Что было дальше, Таньский не дослушал, потому что совершенно не выносил подобных историй.
И вот теперь они с Олеярчиком встретились вновь. Очухался, сукин сын! Таньский был глубоко уверен, что при первой же возможности шпик возьмет его прямо на улице. Эх, придется, наверное, поехать на эти сандомирские сливы…
А пока надо вырываться на простор. С отвращением Таньский оттолкнулся от забора и без проблеска надежды прошел вдоль него раз, другой и выругался.

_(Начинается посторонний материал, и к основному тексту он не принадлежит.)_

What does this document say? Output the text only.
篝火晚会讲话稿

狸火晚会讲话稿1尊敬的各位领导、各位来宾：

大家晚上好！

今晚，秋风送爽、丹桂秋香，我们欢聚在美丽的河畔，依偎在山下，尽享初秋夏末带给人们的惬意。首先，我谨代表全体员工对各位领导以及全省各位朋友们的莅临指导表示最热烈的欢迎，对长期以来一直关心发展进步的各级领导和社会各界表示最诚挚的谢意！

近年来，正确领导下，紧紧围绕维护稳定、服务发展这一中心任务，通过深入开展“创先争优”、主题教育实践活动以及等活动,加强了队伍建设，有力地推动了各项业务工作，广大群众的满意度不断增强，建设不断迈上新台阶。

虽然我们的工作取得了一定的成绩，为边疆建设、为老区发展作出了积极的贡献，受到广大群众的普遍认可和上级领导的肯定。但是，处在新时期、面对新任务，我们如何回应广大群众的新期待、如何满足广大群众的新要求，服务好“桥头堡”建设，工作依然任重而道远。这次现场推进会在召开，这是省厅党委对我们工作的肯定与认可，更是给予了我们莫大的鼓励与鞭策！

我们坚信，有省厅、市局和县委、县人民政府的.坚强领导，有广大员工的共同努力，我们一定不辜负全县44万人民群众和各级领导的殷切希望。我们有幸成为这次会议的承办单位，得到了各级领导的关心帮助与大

«Это все пустое, с одной рукой я не перелезу! Тут меня и возьмут. Такая, видно, судьба». И во всей череде событий последних дней Таньский явственно усмотрел предзнаменование того, что с ним должно было случиться. Все шло к тому. И неясные предчувствия, и беспокойство без всякой причины, и хотя бы этот хаос в голове. Всё — и даже воскресший шпик, и то, что шпик вышел именно на него, Таньского (ну, почему именно на него?), и то, что вышел на него как раз на Ордынатской, где Таньский опять-таки появился впервые, потому что сознательно никогда не ходил этой опасной улицей. Дернуло же идти туда. И вот теперь его угораздило свалиться в яму, хотя кругом сколько угодно ровного места, и повредить руку.